Community-based exercise programmes, which may include a home exercise component, are recommended. These reduce motor disease severity and improve non-motor symptoms, functional outcomes, and quality of life.

Virtual reality interventions may be effective for improving balance, motor function, gait, quality of life, and ability to perform activities of daily living in patients with PD, although the evidence is mostly of low quality.
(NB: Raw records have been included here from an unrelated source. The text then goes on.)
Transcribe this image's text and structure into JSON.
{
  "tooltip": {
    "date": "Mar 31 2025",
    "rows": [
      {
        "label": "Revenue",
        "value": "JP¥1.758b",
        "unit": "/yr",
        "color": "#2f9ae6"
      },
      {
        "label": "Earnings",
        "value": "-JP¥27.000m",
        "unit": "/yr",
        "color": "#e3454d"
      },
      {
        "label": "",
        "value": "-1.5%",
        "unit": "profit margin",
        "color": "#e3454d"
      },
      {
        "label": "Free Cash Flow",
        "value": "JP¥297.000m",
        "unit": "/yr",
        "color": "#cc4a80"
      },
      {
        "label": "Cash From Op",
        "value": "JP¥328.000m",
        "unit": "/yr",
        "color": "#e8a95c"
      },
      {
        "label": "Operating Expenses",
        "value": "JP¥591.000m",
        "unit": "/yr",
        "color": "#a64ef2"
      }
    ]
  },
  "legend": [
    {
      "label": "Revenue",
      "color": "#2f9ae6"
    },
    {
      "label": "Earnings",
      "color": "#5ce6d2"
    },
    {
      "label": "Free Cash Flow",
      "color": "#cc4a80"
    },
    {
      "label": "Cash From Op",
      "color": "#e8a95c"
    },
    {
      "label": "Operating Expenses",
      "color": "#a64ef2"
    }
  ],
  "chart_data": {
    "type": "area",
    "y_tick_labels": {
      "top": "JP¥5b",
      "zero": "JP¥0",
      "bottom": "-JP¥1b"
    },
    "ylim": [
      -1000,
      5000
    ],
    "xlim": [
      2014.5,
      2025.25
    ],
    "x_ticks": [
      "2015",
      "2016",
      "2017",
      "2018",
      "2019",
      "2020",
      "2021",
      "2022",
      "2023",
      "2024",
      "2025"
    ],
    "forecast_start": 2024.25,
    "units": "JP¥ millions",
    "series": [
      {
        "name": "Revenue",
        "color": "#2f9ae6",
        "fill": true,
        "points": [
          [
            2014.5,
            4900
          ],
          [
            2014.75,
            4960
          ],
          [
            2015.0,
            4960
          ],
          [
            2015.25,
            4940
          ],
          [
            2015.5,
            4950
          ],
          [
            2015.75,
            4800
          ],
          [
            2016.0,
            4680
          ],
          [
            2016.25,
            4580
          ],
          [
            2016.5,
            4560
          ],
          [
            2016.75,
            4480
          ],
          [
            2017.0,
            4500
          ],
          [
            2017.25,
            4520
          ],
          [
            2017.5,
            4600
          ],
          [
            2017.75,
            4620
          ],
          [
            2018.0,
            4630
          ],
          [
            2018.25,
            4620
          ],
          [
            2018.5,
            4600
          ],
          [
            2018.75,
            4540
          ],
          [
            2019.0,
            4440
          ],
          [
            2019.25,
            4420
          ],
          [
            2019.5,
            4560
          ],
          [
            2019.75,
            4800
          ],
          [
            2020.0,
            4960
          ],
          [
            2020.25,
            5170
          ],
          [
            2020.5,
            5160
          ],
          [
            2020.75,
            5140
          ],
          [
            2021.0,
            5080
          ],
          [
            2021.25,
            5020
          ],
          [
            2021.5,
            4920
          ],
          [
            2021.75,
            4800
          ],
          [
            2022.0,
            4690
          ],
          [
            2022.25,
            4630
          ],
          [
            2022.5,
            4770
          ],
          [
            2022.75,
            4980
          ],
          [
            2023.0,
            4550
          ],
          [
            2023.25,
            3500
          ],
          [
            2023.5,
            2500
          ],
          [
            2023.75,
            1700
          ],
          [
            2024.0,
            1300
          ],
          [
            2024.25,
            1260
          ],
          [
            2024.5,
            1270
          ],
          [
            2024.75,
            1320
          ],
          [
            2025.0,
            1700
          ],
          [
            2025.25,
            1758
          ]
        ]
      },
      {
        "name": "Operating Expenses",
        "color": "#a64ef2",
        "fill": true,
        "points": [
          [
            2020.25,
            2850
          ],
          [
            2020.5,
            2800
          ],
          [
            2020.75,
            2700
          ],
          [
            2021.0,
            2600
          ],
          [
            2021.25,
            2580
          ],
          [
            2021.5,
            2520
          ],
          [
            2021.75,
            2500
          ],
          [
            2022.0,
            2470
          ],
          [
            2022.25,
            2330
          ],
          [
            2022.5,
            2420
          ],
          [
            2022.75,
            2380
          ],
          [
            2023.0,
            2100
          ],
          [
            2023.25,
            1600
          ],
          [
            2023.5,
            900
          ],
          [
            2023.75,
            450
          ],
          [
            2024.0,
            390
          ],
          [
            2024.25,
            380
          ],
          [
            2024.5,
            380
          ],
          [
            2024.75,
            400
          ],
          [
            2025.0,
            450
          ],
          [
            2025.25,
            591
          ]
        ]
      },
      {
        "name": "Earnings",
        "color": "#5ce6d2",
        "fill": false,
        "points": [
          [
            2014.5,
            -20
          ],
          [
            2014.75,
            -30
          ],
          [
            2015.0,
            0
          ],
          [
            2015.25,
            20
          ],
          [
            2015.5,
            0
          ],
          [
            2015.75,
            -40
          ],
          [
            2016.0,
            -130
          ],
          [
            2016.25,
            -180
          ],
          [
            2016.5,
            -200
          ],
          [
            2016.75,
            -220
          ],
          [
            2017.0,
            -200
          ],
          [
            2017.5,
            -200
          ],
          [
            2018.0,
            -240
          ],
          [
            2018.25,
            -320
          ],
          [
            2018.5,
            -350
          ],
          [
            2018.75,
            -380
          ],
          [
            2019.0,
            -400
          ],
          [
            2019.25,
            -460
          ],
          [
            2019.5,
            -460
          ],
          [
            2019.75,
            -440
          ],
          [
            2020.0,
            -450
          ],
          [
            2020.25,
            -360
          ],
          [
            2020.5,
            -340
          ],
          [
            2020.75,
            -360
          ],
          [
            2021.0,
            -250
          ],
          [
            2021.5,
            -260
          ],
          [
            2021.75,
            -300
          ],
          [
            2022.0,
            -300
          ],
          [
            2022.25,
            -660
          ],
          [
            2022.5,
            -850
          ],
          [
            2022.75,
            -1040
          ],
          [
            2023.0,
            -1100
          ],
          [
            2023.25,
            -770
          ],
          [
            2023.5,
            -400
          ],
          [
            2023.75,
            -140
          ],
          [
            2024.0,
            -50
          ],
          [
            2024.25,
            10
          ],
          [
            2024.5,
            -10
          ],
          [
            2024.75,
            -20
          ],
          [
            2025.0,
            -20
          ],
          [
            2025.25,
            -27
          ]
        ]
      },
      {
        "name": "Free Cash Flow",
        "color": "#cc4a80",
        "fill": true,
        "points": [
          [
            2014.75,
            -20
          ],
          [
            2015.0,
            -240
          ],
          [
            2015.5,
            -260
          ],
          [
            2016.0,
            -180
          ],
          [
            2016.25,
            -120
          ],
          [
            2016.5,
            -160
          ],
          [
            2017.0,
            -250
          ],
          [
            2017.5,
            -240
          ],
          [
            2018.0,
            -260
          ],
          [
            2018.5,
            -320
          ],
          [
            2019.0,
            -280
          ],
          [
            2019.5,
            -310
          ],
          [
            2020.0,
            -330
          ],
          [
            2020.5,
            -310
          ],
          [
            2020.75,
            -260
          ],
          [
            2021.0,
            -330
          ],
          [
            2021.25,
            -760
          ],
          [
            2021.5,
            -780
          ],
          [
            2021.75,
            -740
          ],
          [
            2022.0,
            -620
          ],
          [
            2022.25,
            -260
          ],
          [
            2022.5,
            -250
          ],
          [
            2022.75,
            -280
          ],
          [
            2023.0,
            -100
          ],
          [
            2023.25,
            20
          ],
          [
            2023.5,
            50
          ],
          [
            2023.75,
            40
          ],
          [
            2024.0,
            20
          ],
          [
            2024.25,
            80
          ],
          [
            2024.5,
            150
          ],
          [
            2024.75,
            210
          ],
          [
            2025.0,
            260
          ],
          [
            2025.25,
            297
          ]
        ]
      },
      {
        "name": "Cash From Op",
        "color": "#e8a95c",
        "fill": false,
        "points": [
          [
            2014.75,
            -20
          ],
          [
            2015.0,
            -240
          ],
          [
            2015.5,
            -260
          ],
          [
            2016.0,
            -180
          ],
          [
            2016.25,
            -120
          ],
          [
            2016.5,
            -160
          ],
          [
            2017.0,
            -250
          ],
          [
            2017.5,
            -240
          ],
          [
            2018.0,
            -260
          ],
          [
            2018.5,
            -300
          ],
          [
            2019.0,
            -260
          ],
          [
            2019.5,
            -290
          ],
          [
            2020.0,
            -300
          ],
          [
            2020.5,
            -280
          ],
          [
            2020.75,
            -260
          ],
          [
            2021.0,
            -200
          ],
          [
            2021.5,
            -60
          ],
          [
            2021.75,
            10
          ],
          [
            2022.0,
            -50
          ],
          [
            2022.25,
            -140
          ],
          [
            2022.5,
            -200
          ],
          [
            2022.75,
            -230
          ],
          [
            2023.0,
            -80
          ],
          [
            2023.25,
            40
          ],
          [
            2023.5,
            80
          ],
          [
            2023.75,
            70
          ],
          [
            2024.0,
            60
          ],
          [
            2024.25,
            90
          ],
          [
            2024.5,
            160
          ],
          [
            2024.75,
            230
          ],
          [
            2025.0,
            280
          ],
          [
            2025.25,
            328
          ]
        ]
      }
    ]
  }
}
Individually tailored and standard cognitive training may improve memory, executive function, and attention in people with PD. Similarly, cognitive rehabilitation has been reported to lead to improvements in one or more cognitive domains

Other:
Deep brain stimulation has become the surgical procedure of choice as it does not damage brain tissue, is reversible, and the stimulation can be altered as the disease progresses. DBS involves stimulation of the STN, globus pallidus interna, and the thalamus. However, DBS is not complication-free; it is prohibitively expensive, and its long-term benefits remain debatable.

31
Q

What is the prognosis and complication for parkinsons

A

Prognosis:

  • Treatment of PD is symptomatic as no curative or disease-modifying agents are available
  • Rates of progression vary between patients, with rapidly and slowly progressive forms
  • A typical course for the slowly progressive form:
    -2-3 years when treatment with dopaminergic agents improves symptoms
    -After 5 years of levodopa treatment, motor complications develop
    -Eventually, after a number of years, symptoms of freezing, falling, and dementia, which do not respond to levodopa, cause significant disability
  • Factors that predict more rapid rate of progression:
    -Older age at symptom onset
    -Rigidity/hypokinesia as presenting symptoms (versus rest tremor)
    -Associated comorbidities
    -Decreased response to dopaminergic medications

Complications:

Levadopa induced dyskinesia
Dementia
Bladder dysfunction
Orthostatic hypotension
Sleep disorders
Dysphagia
Psychosis
Depression
Anxiety

Dyskinesias are involuntary, erratic, writhing movements of the face, arms, legs or trunk.